China is constantly in the news, especially when comes to developments in business. If you do business in Greater China, across the APAC and around the world, if you have the vision of the greater growth and opportunities in this emerging market, you know it takes new insights in order to build and hold a competitive advantage in a highly volatile global landscape. So how about studying there - more specifically, in China’s biggest and richest city?
Shanghai is China’s economic hub. Positioned on the country’s central coast, the city generates a quarter of China’s import and export value and 12.5% of the nation’s total revenue. While Mandarin and English will serve you well, exposure to the Shanghai dialect provides a competitive edge at the heart of China’s business culture. A cast of 23 million inhabitants will welcome you to this thriving metropolis, a city with its foundations in trade and shipping and its eye on industrial and social transformation.
Better yet, Shanghai is a truly international setting, actively embracing Western influences, cultural exchange, and global connectivity. This open ethos is reflected in Shanghai's increasing global influence, buoyed by local developments in creative design, the film industry, and the art scene.
You’ll be in good company. The number of international students in China has doubled over the past decade, launching the destination to number three in the world after the US and the UK. The student population continues to grow by 10 percent year on year, so now’s a great time to get in – the groundwork has been laid, but the opportunities are still there to enjoy as the country’s economic significance rises and rises. Even if you don’t end up working in China, the benefits of studying in Shanghai at this pivotal moment and the flexibility you’ll develop to get by will serve you well throughout your career.
You can take advantage of this wealth of benefits with the Fudan MBA Programs. All the programs introduce modern management theory and methods to its students while teaching them to adapt to a Chinese business environment. The carefully-designed program equips you with the fundamentals of business through a curriculum of core courses, while you can customize your experience by selecting from a number of in-depth elective modules – allowing you to zero in on the local scene or broaden out to international finance management and marketing as you wish.
Fudan’s alumni speak highly of the experience – and the prospects.

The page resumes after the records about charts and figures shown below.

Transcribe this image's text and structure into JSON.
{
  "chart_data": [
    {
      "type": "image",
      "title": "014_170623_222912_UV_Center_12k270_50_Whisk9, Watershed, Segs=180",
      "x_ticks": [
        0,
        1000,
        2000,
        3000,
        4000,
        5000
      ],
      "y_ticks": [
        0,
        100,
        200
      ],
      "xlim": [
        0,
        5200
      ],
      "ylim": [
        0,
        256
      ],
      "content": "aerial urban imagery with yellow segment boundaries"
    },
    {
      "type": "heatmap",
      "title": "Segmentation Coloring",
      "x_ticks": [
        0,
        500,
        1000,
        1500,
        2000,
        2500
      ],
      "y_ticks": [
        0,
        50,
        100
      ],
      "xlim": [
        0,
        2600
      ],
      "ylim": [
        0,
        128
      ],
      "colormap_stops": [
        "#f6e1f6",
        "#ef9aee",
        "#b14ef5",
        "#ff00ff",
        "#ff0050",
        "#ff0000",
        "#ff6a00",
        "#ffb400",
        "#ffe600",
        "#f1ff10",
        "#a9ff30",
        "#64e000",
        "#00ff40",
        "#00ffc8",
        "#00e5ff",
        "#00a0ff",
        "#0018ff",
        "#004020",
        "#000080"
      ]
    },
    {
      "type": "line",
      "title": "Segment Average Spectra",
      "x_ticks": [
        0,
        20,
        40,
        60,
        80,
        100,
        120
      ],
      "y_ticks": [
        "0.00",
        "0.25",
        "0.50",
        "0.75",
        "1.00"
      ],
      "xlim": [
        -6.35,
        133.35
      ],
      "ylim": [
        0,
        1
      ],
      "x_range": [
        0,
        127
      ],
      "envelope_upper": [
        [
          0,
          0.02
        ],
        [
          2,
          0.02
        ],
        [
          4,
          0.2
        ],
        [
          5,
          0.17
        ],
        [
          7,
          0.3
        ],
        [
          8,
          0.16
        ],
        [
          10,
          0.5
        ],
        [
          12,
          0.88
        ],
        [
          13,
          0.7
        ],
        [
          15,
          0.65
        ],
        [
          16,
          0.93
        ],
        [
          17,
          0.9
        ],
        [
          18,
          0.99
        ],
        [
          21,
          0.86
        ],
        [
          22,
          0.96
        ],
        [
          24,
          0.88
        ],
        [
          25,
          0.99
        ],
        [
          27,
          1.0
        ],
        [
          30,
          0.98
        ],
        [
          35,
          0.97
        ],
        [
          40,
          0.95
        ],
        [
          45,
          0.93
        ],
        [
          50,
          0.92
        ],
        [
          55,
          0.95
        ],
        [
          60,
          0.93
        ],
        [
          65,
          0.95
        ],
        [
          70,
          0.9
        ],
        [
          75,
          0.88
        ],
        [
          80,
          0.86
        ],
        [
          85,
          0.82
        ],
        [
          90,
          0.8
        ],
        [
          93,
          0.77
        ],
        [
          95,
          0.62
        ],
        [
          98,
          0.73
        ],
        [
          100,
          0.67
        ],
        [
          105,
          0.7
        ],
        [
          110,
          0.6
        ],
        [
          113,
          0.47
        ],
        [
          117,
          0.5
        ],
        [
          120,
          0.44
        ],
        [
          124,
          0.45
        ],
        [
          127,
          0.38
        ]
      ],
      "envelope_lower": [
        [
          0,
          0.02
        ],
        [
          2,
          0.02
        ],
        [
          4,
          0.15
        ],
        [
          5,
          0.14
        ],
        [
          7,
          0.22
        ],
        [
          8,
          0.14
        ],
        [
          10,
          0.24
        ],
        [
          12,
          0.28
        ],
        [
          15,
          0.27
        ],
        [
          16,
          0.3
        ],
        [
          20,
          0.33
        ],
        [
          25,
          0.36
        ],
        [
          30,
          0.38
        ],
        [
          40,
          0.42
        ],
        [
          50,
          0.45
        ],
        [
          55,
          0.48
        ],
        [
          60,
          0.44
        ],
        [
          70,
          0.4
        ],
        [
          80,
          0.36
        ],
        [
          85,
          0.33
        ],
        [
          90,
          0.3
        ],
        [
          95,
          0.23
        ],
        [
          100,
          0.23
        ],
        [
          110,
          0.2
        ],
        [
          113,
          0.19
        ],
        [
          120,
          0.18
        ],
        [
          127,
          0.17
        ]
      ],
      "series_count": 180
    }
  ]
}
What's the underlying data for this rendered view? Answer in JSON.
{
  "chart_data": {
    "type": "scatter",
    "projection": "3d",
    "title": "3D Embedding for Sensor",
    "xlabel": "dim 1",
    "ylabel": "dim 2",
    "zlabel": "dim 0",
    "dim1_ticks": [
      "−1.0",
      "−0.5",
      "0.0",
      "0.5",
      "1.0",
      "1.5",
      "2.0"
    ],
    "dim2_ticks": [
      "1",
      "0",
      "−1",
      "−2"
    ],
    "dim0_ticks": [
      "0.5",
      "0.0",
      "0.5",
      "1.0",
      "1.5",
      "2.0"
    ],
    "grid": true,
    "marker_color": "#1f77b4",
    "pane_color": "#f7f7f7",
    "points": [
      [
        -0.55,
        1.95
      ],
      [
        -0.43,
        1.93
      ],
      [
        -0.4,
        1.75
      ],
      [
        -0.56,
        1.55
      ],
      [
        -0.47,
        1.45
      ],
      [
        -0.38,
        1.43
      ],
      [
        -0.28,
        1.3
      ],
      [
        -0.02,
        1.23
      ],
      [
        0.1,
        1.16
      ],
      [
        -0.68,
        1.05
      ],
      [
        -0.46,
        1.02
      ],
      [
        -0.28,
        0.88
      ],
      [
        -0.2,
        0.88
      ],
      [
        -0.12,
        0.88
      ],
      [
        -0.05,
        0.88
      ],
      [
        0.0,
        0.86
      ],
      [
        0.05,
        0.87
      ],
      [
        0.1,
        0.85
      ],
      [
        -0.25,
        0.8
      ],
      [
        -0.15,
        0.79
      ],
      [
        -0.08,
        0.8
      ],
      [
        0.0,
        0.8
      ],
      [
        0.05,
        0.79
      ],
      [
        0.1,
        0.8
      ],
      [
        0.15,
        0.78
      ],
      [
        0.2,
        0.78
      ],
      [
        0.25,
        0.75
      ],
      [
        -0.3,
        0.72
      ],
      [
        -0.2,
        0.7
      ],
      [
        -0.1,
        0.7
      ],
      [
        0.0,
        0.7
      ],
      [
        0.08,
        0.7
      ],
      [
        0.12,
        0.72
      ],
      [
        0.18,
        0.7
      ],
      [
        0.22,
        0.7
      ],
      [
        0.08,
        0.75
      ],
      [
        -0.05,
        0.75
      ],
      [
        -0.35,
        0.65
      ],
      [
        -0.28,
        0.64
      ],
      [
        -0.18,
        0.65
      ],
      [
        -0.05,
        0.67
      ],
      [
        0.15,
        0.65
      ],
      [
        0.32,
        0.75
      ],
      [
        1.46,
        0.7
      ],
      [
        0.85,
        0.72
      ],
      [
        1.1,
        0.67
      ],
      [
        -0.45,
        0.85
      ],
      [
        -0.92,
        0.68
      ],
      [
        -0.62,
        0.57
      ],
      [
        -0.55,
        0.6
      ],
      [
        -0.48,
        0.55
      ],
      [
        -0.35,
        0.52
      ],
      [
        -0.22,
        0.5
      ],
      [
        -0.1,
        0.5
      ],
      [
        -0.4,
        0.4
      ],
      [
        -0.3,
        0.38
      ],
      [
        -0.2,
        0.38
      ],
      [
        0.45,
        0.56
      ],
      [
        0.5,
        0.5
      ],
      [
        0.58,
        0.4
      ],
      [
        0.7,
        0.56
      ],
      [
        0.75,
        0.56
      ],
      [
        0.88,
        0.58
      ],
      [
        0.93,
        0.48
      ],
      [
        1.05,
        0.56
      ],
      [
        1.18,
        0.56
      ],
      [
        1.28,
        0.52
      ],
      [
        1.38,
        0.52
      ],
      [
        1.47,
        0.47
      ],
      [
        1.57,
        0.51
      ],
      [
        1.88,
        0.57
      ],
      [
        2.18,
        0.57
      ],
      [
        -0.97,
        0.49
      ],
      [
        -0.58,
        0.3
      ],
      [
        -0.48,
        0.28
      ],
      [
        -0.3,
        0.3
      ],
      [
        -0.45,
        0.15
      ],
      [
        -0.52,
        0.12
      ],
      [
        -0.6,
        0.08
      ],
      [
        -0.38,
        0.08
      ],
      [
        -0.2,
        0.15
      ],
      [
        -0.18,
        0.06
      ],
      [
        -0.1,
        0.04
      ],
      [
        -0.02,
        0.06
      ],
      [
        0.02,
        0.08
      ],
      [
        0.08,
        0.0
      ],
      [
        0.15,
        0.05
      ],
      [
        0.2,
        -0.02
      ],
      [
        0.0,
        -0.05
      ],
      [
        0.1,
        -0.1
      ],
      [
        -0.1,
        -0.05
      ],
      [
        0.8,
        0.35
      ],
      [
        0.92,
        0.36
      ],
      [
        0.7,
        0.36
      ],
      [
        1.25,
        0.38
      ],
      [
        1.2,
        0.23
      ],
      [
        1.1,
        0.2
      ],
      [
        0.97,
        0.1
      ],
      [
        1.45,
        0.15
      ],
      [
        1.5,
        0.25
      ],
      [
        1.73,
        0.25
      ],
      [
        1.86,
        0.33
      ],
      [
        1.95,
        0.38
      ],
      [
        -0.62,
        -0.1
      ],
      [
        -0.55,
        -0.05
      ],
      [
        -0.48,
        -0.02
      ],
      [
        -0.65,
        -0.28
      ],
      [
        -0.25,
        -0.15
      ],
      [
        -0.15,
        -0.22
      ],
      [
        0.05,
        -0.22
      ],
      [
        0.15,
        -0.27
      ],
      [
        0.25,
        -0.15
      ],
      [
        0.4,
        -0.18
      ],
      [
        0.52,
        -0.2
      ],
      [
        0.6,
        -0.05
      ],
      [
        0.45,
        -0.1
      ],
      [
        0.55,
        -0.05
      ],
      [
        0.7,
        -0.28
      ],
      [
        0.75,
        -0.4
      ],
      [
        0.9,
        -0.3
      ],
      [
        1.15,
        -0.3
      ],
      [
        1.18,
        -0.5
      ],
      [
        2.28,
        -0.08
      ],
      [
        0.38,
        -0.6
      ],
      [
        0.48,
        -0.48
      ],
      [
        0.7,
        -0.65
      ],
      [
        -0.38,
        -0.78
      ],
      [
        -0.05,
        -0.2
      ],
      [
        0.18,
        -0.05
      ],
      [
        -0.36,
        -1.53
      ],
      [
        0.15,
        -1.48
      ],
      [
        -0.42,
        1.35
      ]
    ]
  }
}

American David Schuessler was attracted by the diverse student body and fabulous curriculum, concluding quite rightly that Fudan’s program is ‘rather difficult but also very worthwhile.'
Turkey’s Ismail Hakki Gorucu elaborates: ‘I chose Shanghai because Shanghai is the business and finance center in China and also in Asia. [The Fudan] curriculum has many opportunities, both theoretical and practical. I have gained some experience how to deal with the real business culture difference and real business situations by using my knowledge I have learned in this MBA program.’
Shoab Momin already had six years experience consulting in India, the Middle East, and China before he applied to Fudan. He signed up for the MBA because he wanted ‘to understand the international know-how of current businesses,’ and indeed found that he was subsequently ‘able to understand the Asian businesses very well.’
Whatever your level of experience and the precise specialism you’d like to learn, you’ll have difficulty finding a stronger and more rewarding platform than the Fudan MBA Programs in Shanghai.